Quand les cas se sont mis à augmenter à nouveau à l’automne, j’ai pris le temps de faire de l’introspection et de réfléchir à où j’en suis dans ma vie et où je me dirige pour la suite. J’ai accueilli la nouvelle année avec sérénité, en espérant pouvoir continuer de simplement surfer la vague de surprises à venir dans la nouvelle année.
Le nouvel an commença avec plusieurs changements. Je ne voyais plus mes amies en personne, puisque je voulais faire ma part pour aider à faire baisser les nouveaux cas et par soucis de sécurité pour les gens que j’aime. Les seules personnes que j’ai continué de voir étaient mes parents et ma soeur qui habitent tous ensemble. J’ai commencé à faire des soupers Facetime avec mes amies pour compenser et j’ai même trouvé ça amusant, puisque ça me rappelait le temps où je vivais à l’étranger et devait m’en tenir à ce genre d’appel pour garder contact avec mes proches virtuellement. J’ai aussi finalement recommencé à travailler après avoir été mise à pied pendant 10 mois. Ça faisait du bien. Je n’aurais jamais pensé être autant excitée de mettre un habit à nouveau pour aller au bureau. Les choses n’étaient pas si mal.
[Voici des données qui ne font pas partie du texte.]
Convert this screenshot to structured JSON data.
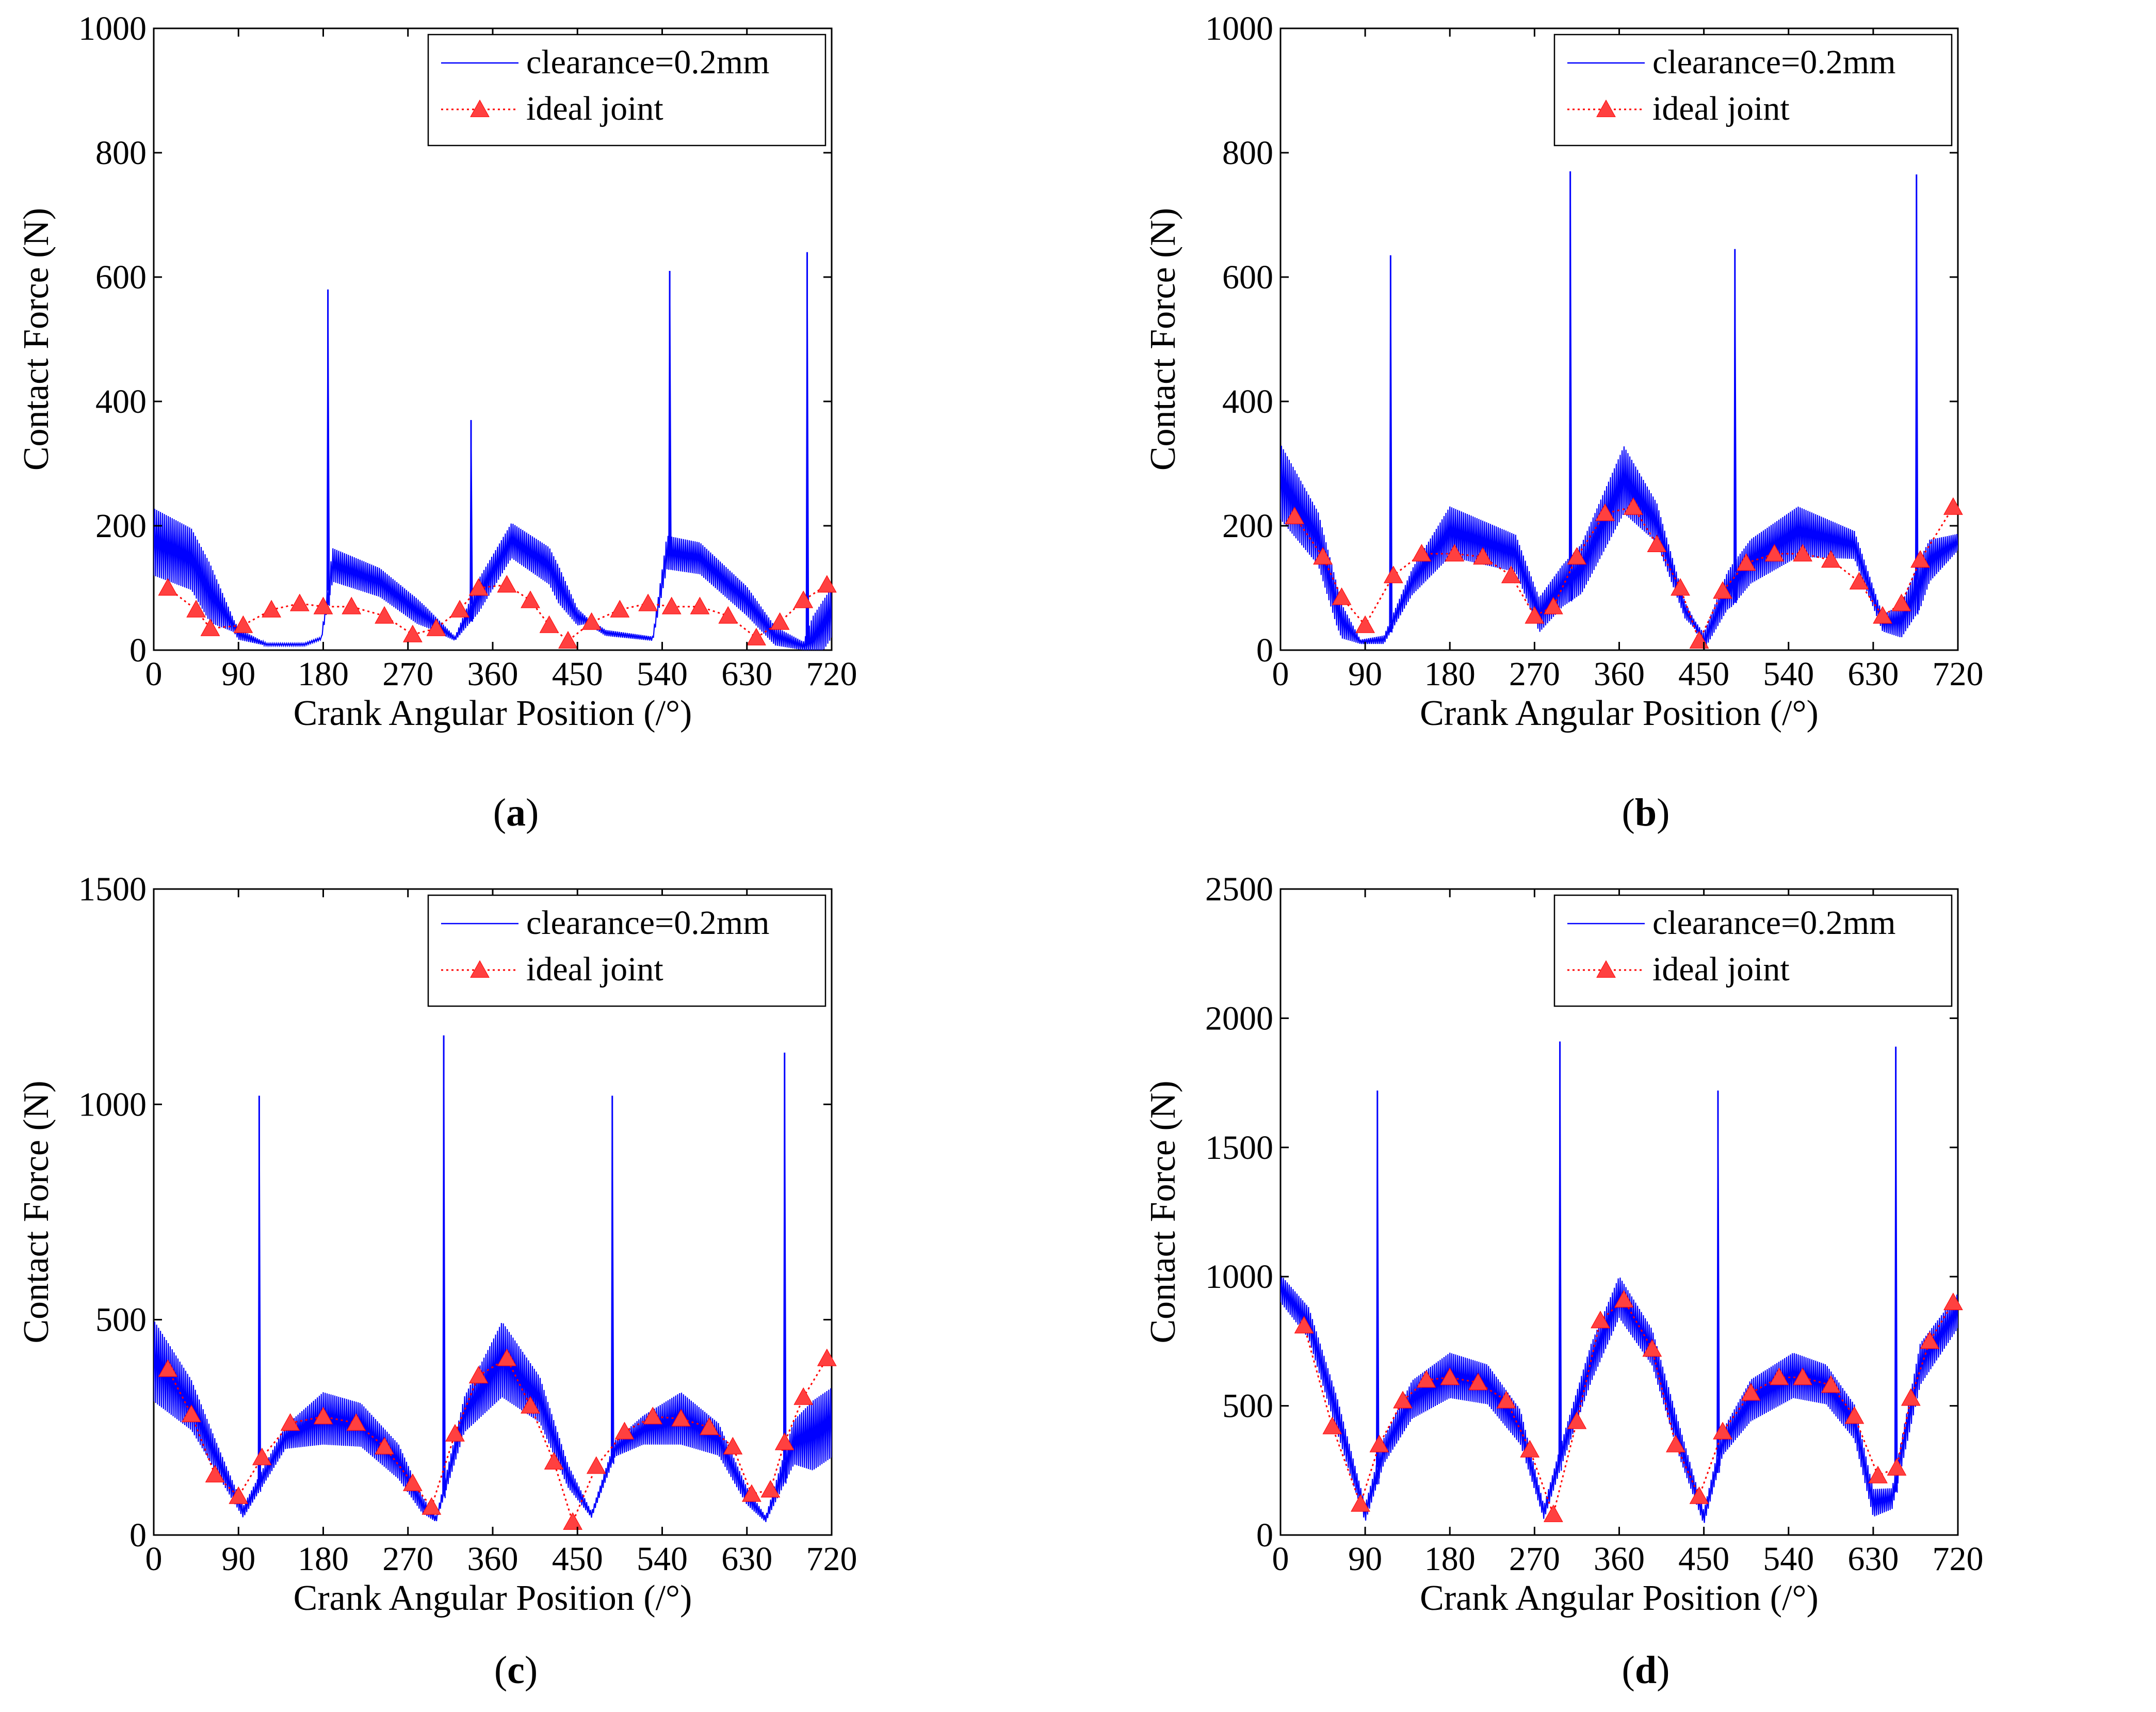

Cependant, pas longtemps après, le couvre-feu et les nouvelles mesures sanitaires sont arrivées et j’ai commencé à travailler de la maison exclusivement. Au début j’aimais ça. Je pouvais me lever beaucoup plus tard puisque je n’avais pas à me rendre au bureau, je pouvais me faire un délicieux café Nespresso tous les matins et je pouvais passer la journée en vêtements confortables. J’ai une très grande capacité d’adaptation en général dans la vie, et cette fois ne faisait pas exception.
Je me sentais bien. J’étais heureuse de ma vie et je me sentais prête à faire face à n’importe quoi.
Puis, tout a chamboulé
Par contre, quelques semaines plus tard, ça m’a frappée. Ça m’a frappée comme une bombe que je n’ai pas vue venir. Pendant 10 mois, j’avais fait face à la pandémie et aux changement qu’elle avait apportés. Je m’attendais à être capable de continuer comme ça jusqu’à ce que les choses reviennent à la normale. Je pensais que ma santé mentale était intouchable et que j’étais infaillible. C’est arrivé si vite que je ne l’ai pas vu venir.
Il s’avère qu’être coupée de mes amies, en plus de travailler de la maison, en plus de vivre seule, ça en est devenu trop après quelques semaines. Je ne m’étais jamais sentie seule en vivant seule. J’ai toujours ADORÉ vivre seule et la liberté que ça me procure. Mais à ce stade-ci, le sentiment de solitude et de tristesse m’ont frappée comme jamais. J’ai finalement réalisé la carence en contacts humains dans ma vie et je ne voyais plus le bout de tout ça. Oui, je voyais encore ma famille immédiate, mais ils ne remplissent pas le même besoin pour moi, donc ça ne faisait aucune différence. L’accumulation de tous ces facteurs m’ont fait touché le fond.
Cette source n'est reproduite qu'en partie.